How the world treats refugees is a litmus test of our common humanity. I say that as a refugee myself, having experienced the trauma and wrenching displacement of fleeing my home during the Korean War, when I was a child. The human suffering that I witnessed as I fled my burning village with my parents has stayed with me throughout my life.
It’s something that our leaders acknowledged 70 years ago this month, when the 1951 UN Refugee Convention was signed — a landmark treaty that has formed the backbone of international protection for people fleeing persecution in their own country, and should remain the lodestar guiding all national and international policies.
The treaty is just as essential today as it was seven decades ago. The UNHCR’s latest Global Trends report found that a record 82 million people were forcibly displaced from their homes in 2020, including 26 million refugees who have fled their own country. These numbers are not going to decline as long as conflict and instability persist.

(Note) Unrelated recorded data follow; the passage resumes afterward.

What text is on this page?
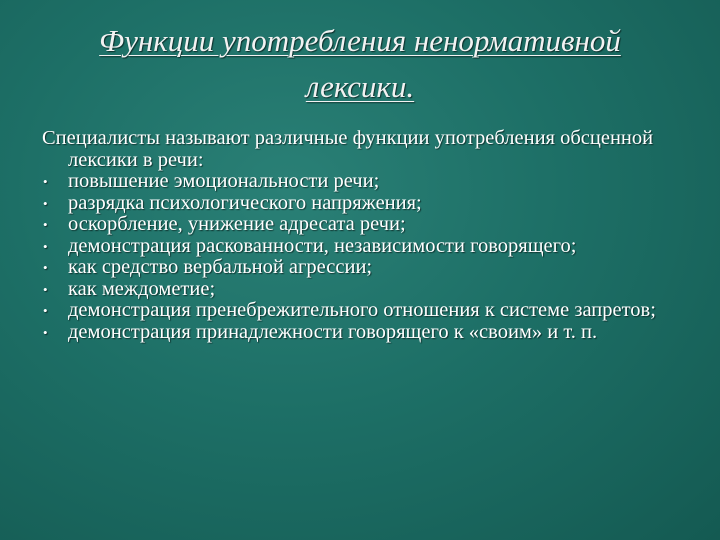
Функции употребления ненормативной лексики.

Специалисты называют различные функции употребления обсценной лексики в речи:

• повышение эмоциональности речи;
• разрядка психологического напряжения;
• оскорбление, унижение адресата речи;
• демонстрация раскованности, независимости говорящего;
• как средство вербальной агрессии;
• как междометие;
• демонстрация пренебрежительного отношения к системе запретов;
• демонстрация принадлежности говорящего к «своим» и т. п.
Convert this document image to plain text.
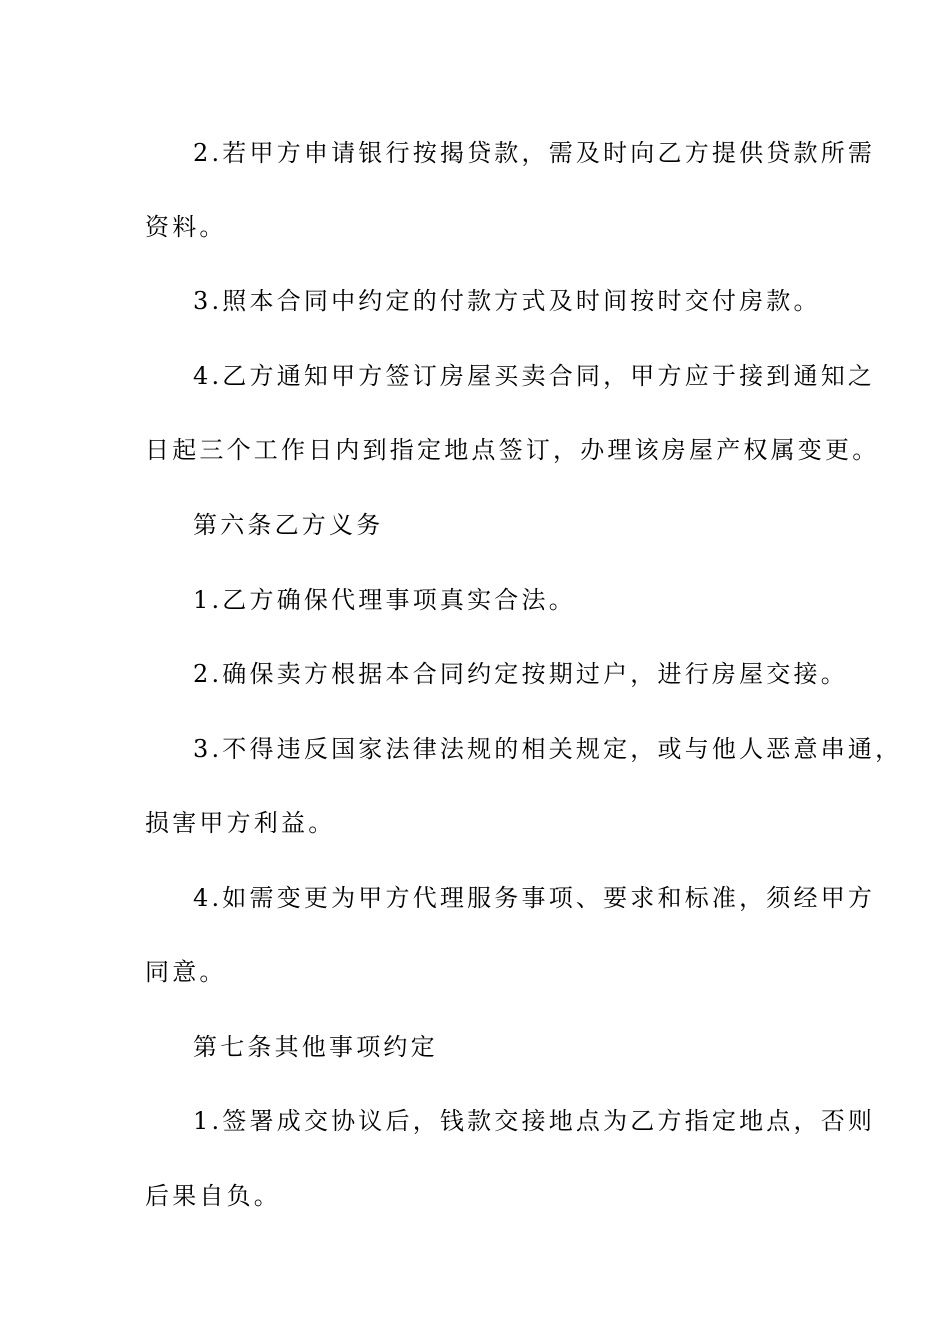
2.若甲方申请银行按揭贷款，需及时向乙方提供贷款所需
资料。
3.照本合同中约定的付款方式及时间按时交付房款。
4.乙方通知甲方签订房屋买卖合同，甲方应于接到通知之
日起三个工作日内到指定地点签订，办理该房屋产权属变更。
第六条乙方义务
1.乙方确保代理事项真实合法。
2.确保卖方根据本合同约定按期过户，进行房屋交接。
3.不得违反国家法律法规的相关规定，或与他人恶意串通，
损害甲方利益。
4.如需变更为甲方代理服务事项、要求和标准，须经甲方
同意。
第七条其他事项约定
1.签署成交协议后，钱款交接地点为乙方指定地点，否则
后果自负。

Yet the guarantees in the 1951 Convention are being ignored. As forced displacement reaches unprecedented levels, the reaction in many prosperous countries in the Global North continues to be driven by fear and self-interest. Populist, nationalist and sometimes openly racist politicians have manipulated people’s fear and ignorance of refugees for electoral gain, leaving refugees and migrants even more marginalized and vulnerable to abuse, including physical attacks.
Instead of offering protection, some of those in power want to shut down asylum routes, introduce punitive measures against those exercising their right to seek asylum through irregular routes, and forcibly return people to situations of uncertainty.
Over the last five years, Afghan refugees whose asylum claims have been rejected have been forcibly returned to Kabul from the Netherlands, Sweden, Germany, Austria and Finland, during periods of acute insecurity and war. The threat of a renewed takeover of Afghanistan by the Taliban will create a further surge of refugees, including women and girls who face the brutality of that regime.
Read more: ‘My Future Is Now.’ An Afghan Woman from a Threatened Minority Wrestles with What Happens When the U.S. Withdraws
Denmark is currently reassessing the temporary residency permits for Syrian refugees who originate from Damascus and its environs, stating it is now safe to return to those areas despite the repressive nature of the Assad regime.
Other countries don’t even let displaced people stay within their borders while they seek asylum. Australia maintains its longstanding discriminatory policy towards refugees and asylum seekers who arrive irregularly by boat, forcibly transferring and detaining them in Papua New Guinea and on Nauru island. It has had a devastating impact on the physical and mental health of those individuals and families. This type of policy is an affront to human dignity.
The U.K.’s new Nationality and Borders Bill also provides for off-shoring of asylum-seekers, following the damaging path set by Australia. It further proposes a two-tier system which would discriminate against those who arrive through irregular routes, even if their asylum claim is successful, effectively condemning them to a life of limbo with reduced rights. If implemented, the proposals would set a dangerous precedent in Europe – one which other European states should firmly reject.
Such measures, designed to avoid or shift responsibility, are contrary to the 1951 Convention, the Global Refugee Compact and core principles of global responsibility-sharing and solidarity.
The Global North’s regressive asylum policies stand in stark contrast to the generosity of developing countries, who continue to host 86% of the world’s refugees. For example, in February 2021, Colombia granted a 10-year protection status to 2 million Venezuelan refugees and migrants in the country, enabling them to integrate and plan for their future. Such examples put wealthier countries to shame.
It is incumbent on these countries to step up and deliver a global resettlement programme on a meaningful scale. President Biden’s decision to restore U.S. resettlement levels with a goal of 125,000 in the next fiscal year is a welcome development. The Elders support UNHCR’s call for the E.U. to commit to meet at least 40% of the global target to resettle 1 million refugees by 2028, equalling a pledge of 36,000 for 2022. This should be followed by setting ambitious multi-year targets in line with this commitment.
When I was U.N. Secretary-General, I met so many children around the world, particularly in Africa and the Middle East, who reminded me of my own painful experiences as a child displaced by war. For them, and for so many others, I remain determined to keep the plight of refugees high on the global agenda.